If you’ve ever seen the long-stretches of power-lines running down the highway, this is the position that put it there. An electrical line installer, or lineworker, installs and repairs electrical power systems. This can include working with high-voltage electricity, identifying faulty or malfunctioning devices, monitoring voltage regulators, transformers and switches, and repairing or installing telecommunication cables and fiber optics.

This job is certainly for the daredevil, as repair work is often performed at the top of an electrical pole (those afraid of heights should look elsewhere on this list). While the work is physically demanding, the pay for a lineworker is above the national average. The expected hourly earnings is about $31.57. And yearly, the median line worker makes anywhere from $55,000 to $69,000.

Training for the job is an on-site apprenticeship, but the field is expecting to grow in the future. If you have an interest in technology and are just the tiniest bit fearless, a job as a lineworker could be an excellent fit.

Crane Operator

The big, yellow cranes that you see on construction sites might seem intimidating at first, but with the right training, you’ll be operating the crane as a professional in a short time.

This job requires a lot more than knowing how to drive. At a specialized training program, like the one at West Coast Training, in 8 weeks you will be trained on how to rig loads safely and securely, and practice smooth crane operating techniques under the watchful eye of experienced instructors.

Make sure the training you receive is a mix of hands-on, on-site learning and that your education is focused on you passing the NCCCO certification. Upon course and exam completion, you will be nationally certified to operate and ready to apply for crane operator positions across the globe.

The average hourly pay for a crane operator is great, but does vary based location. The national average hourly pay is about $24.42, with rates starting at about $14.75 and topping-out at about $35.77 an hour. And, in certain states like New York, these rates go as high as $75 per hour.

As expected, the annual salaries of crane operators is equally impressive. A starting salary for an entry-level crane operator can be as low as $34,000 and can top-out at about $97,000. The annual entry-level salaries vary greatly by geographic location.

Heavy Equipment Operator

A heavy equipment operator is key to any construction site. This is a pretty diverse position that will allow you to do many different things while on a jobsite. As a heavy equipment operator, you can be expected to operate backhoes, bulldozers, graders, loaders, scrapers, tractors, haul trucks, trenchers,and vibratory compactors.

With the right training, learning the tricks of the trade can be a snap.
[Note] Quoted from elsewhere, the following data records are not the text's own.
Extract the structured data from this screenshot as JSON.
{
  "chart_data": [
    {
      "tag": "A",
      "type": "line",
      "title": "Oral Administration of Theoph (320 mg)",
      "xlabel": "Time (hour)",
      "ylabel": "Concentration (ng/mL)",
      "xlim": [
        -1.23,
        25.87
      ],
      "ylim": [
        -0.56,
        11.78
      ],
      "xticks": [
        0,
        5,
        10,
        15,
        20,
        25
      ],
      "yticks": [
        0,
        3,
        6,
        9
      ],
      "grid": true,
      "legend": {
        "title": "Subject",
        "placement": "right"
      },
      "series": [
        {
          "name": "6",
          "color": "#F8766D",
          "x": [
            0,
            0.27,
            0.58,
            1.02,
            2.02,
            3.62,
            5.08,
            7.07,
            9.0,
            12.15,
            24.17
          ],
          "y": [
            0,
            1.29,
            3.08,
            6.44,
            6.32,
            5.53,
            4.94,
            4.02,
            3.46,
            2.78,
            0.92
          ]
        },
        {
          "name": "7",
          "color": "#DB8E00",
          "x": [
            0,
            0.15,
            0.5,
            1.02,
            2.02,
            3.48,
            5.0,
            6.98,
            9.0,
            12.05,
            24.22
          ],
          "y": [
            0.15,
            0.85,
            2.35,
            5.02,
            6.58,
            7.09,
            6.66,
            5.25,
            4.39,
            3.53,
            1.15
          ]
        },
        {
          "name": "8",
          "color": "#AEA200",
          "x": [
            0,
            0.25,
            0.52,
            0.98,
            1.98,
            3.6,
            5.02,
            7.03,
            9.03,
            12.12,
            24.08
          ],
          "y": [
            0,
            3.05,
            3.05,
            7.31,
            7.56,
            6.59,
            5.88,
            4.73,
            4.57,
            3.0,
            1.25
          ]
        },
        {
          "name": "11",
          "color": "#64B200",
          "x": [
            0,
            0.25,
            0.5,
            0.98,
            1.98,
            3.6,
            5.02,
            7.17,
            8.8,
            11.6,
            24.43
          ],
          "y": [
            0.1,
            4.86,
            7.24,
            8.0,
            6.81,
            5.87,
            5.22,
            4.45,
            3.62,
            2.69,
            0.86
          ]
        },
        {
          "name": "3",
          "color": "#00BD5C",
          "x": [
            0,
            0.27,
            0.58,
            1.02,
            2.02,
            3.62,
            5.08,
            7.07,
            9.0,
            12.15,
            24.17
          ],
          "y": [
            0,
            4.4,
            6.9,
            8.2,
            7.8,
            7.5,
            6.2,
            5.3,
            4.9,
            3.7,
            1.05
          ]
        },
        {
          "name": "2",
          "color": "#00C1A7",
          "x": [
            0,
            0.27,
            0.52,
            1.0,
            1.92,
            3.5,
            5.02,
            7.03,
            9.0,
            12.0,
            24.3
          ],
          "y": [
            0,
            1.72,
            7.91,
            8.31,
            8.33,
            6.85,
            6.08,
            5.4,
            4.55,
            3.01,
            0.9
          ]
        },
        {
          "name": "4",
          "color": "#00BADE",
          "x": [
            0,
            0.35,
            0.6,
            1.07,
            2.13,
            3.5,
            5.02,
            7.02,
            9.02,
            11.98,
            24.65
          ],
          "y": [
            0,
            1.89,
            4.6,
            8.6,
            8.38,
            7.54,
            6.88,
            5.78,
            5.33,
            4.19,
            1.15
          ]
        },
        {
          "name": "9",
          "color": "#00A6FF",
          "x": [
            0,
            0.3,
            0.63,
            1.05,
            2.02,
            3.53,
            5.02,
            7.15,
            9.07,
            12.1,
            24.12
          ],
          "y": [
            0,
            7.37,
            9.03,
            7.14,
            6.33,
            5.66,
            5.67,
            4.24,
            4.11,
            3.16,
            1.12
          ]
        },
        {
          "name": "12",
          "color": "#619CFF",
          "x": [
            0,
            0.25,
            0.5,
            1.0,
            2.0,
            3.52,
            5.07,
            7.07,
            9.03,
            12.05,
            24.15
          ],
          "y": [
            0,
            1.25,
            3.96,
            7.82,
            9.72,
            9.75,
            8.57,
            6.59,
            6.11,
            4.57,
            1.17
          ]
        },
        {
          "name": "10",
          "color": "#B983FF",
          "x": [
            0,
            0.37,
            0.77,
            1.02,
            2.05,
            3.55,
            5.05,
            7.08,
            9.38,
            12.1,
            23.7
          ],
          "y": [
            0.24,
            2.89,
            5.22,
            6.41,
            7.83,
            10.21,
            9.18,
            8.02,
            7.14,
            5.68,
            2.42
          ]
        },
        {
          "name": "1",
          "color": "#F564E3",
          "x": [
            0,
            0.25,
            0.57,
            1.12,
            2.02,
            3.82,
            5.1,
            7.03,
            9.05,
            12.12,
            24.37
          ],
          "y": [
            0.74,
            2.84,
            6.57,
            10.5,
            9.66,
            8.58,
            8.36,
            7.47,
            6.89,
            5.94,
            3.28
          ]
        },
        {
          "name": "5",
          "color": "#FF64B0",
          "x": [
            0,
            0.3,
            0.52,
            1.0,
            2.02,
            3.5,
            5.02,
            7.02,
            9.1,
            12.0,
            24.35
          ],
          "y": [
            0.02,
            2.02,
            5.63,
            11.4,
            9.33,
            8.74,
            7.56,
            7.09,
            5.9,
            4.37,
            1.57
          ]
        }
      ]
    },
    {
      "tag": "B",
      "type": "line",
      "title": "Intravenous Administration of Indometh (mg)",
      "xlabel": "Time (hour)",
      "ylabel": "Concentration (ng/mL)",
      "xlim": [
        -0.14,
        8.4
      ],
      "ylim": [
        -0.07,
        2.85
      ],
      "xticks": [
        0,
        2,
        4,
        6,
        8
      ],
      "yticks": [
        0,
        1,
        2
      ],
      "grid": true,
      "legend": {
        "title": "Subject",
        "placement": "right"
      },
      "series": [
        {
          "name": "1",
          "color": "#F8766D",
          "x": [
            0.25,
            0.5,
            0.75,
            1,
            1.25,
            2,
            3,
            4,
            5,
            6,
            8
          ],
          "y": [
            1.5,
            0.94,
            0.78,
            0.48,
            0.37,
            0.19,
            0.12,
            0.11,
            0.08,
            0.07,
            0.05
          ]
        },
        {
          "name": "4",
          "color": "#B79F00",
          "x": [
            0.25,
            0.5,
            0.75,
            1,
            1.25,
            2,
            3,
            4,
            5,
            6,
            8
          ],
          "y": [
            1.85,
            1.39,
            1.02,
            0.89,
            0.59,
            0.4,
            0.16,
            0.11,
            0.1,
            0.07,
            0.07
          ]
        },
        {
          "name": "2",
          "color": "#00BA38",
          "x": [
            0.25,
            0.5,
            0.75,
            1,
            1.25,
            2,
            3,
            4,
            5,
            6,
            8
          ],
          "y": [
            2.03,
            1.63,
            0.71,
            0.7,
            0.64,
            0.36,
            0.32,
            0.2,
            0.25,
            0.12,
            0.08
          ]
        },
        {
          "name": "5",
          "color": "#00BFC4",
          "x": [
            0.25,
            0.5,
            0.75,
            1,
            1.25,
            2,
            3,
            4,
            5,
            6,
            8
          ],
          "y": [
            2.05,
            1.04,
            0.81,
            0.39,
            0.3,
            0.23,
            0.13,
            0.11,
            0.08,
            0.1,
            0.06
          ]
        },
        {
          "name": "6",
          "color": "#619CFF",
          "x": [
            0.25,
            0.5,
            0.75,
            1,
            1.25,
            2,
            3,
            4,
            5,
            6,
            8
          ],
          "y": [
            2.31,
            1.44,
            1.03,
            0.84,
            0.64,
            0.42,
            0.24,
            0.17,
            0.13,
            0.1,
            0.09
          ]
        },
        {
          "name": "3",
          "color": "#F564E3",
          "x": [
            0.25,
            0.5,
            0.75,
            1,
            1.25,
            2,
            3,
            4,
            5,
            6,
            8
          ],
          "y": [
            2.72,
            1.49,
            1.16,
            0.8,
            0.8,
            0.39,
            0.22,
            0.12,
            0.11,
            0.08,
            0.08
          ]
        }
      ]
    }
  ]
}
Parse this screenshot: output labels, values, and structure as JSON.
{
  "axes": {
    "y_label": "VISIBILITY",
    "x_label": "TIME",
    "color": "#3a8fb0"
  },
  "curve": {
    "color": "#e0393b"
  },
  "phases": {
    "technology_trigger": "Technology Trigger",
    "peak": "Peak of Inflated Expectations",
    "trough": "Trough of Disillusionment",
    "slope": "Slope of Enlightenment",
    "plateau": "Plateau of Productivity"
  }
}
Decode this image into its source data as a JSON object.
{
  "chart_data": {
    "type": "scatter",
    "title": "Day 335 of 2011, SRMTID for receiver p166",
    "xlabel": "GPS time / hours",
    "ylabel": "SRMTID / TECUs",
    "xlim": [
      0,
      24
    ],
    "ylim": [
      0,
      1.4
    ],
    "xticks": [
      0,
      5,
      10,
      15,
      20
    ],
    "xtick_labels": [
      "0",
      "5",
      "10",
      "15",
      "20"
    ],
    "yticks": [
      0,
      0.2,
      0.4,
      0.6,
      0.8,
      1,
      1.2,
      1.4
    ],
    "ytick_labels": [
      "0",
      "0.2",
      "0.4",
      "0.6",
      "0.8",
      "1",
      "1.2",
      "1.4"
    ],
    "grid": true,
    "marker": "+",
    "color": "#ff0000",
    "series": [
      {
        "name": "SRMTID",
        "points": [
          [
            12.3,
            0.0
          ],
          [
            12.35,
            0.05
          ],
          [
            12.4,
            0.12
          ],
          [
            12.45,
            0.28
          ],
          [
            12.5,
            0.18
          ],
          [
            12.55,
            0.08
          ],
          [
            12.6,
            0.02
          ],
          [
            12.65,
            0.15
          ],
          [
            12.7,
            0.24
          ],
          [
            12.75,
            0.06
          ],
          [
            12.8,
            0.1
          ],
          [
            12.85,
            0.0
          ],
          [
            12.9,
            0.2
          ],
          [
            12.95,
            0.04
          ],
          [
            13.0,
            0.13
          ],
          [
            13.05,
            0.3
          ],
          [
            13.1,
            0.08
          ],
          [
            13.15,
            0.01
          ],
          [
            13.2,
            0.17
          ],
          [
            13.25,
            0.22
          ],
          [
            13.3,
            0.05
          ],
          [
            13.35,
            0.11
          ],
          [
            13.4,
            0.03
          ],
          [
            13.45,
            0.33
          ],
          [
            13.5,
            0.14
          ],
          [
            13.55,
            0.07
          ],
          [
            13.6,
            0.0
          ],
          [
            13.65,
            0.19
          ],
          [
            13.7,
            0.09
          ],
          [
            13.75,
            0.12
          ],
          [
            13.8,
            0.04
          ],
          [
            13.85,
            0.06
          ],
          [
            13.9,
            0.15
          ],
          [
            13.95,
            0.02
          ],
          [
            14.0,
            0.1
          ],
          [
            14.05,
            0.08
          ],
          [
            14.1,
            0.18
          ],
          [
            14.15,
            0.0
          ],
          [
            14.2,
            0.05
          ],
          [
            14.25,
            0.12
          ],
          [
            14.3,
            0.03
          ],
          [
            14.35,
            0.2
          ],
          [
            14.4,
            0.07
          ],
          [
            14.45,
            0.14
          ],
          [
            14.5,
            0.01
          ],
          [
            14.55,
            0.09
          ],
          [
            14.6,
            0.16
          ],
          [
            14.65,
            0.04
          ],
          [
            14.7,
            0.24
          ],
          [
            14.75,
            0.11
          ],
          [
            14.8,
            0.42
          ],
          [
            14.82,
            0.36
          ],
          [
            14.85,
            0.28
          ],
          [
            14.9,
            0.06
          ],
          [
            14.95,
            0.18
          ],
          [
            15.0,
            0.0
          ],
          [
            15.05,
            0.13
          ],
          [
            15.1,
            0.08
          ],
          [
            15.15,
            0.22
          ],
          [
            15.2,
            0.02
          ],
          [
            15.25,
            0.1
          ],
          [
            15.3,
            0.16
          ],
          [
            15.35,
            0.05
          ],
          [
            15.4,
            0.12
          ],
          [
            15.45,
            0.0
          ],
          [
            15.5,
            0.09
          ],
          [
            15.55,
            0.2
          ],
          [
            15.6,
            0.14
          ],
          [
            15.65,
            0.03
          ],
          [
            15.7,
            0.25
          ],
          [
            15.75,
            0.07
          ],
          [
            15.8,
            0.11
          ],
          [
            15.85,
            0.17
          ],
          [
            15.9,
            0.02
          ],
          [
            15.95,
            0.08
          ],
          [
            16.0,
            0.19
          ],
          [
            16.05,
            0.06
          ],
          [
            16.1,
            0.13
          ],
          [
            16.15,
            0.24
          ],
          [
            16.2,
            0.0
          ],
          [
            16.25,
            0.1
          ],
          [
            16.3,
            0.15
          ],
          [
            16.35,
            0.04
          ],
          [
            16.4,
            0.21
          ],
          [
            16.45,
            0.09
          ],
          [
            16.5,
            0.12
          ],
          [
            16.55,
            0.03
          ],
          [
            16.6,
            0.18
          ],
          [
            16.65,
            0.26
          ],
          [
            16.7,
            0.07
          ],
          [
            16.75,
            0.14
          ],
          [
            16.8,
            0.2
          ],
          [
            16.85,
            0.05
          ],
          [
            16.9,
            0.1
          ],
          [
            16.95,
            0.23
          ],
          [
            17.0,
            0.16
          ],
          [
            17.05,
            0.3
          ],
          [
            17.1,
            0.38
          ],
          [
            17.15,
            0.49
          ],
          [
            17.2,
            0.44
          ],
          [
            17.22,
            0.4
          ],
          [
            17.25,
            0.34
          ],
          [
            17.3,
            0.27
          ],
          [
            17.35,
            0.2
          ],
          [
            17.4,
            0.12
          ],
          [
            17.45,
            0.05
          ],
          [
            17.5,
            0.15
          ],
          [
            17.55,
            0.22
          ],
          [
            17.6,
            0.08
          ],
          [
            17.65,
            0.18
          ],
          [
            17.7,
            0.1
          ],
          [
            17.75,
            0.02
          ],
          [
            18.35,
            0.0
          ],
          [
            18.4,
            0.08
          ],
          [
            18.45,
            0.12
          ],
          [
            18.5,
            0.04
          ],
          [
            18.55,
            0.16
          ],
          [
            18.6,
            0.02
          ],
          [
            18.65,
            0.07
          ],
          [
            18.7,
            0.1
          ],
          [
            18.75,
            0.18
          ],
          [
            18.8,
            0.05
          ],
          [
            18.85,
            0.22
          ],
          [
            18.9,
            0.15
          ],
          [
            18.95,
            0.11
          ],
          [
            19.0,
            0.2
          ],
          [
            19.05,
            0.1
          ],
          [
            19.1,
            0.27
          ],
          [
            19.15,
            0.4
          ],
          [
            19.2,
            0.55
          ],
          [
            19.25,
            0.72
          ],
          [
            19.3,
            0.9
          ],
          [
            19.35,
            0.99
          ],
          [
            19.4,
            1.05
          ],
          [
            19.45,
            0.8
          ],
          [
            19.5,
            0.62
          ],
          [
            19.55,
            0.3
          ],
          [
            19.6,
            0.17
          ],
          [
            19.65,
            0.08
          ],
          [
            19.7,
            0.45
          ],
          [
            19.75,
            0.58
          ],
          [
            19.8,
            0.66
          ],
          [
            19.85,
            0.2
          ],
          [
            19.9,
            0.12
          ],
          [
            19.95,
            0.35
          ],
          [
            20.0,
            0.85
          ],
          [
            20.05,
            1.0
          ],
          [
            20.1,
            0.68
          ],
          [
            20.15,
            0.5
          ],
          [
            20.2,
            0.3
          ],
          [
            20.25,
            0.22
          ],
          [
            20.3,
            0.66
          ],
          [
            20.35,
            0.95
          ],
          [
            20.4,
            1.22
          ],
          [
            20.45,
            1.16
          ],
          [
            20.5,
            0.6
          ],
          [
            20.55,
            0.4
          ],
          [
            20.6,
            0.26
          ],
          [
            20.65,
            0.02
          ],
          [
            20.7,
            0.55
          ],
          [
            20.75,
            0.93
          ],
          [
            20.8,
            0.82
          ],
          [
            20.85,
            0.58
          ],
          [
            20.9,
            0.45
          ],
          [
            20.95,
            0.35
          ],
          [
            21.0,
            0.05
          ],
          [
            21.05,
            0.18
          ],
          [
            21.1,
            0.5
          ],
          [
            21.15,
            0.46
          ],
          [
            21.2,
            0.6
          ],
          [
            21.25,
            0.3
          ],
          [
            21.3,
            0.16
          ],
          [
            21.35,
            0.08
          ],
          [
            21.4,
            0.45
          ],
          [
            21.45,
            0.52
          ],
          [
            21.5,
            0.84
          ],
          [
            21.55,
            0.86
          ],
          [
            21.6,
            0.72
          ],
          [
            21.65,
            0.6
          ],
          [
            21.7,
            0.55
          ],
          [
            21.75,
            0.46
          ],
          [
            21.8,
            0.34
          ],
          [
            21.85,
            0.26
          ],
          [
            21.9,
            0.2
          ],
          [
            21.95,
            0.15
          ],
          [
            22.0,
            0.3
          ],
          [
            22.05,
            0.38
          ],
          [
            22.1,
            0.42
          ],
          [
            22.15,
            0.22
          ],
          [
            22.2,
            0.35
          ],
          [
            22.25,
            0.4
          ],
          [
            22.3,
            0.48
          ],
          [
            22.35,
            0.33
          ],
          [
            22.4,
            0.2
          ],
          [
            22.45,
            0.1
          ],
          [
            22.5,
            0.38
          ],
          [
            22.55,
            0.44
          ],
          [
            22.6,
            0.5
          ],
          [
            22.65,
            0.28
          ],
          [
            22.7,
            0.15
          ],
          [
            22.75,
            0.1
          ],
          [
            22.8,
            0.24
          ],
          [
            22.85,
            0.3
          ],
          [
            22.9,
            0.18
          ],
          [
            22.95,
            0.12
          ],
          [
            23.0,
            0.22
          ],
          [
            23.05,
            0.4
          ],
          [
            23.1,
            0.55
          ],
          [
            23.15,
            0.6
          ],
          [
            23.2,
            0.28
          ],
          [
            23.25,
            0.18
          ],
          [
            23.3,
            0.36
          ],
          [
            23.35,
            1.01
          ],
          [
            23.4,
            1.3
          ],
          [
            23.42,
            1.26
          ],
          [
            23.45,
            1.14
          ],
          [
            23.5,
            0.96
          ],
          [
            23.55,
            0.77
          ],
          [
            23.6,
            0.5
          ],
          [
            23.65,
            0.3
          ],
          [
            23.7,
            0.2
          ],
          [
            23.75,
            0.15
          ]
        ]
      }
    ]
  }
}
At schools, such as West Coast Training, you can find inclusive 8 week programs that will safely teach students site preparation, flagging, grade checking, and operator preventative maintenance to ensure you are an attractive applicant to future employers.

The salary for a heavy equipment operator is very good. The median national salary was about $62,000, but ranges anywhere from $54,000 to $74,000. If you’re looking for position that changes from day-to-day, this might be an ideal choice for you.

Industrial Machinery Mechanics

An industrial machinery mechanic maintains and repairs factory equipment, such as conveying systems, production machinery, and packaging equipment. While an industrial machinery mechanic does not require more than a high school diploma, you will likely need at least one year of on-the-job training. Many community colleges offer formal training courses to prepare for this career.

The median annual wage of an industrial machinery mechanic is about $50,440 and the median hourly pay is about $24 per hour. Overall, this career could be the perfect fit for someone who wants to work with their hands.

Petroleum Pump System Operators, Refinery Operators & Gaugers

Petroleum pump system operators, refinery operators, and gaugers, operate and control petroleum refining and and processing units. There is also room for specialization, which can be controlling pumping systems, gauging or testing oil in tanks, or regulating the flow of oil into the pipeline.

This will continue to be a growing field and like the other occupations mentioned, requires no higher education degrees. However, you will need to go through on-the-job training.

The median hourly wage for Petroleum Pump System Operators is about $32.78 per hour and the annual salary is about $68,000. This is another good option for someone who wants to work with their hands and isn’t afraid to get a little dirty.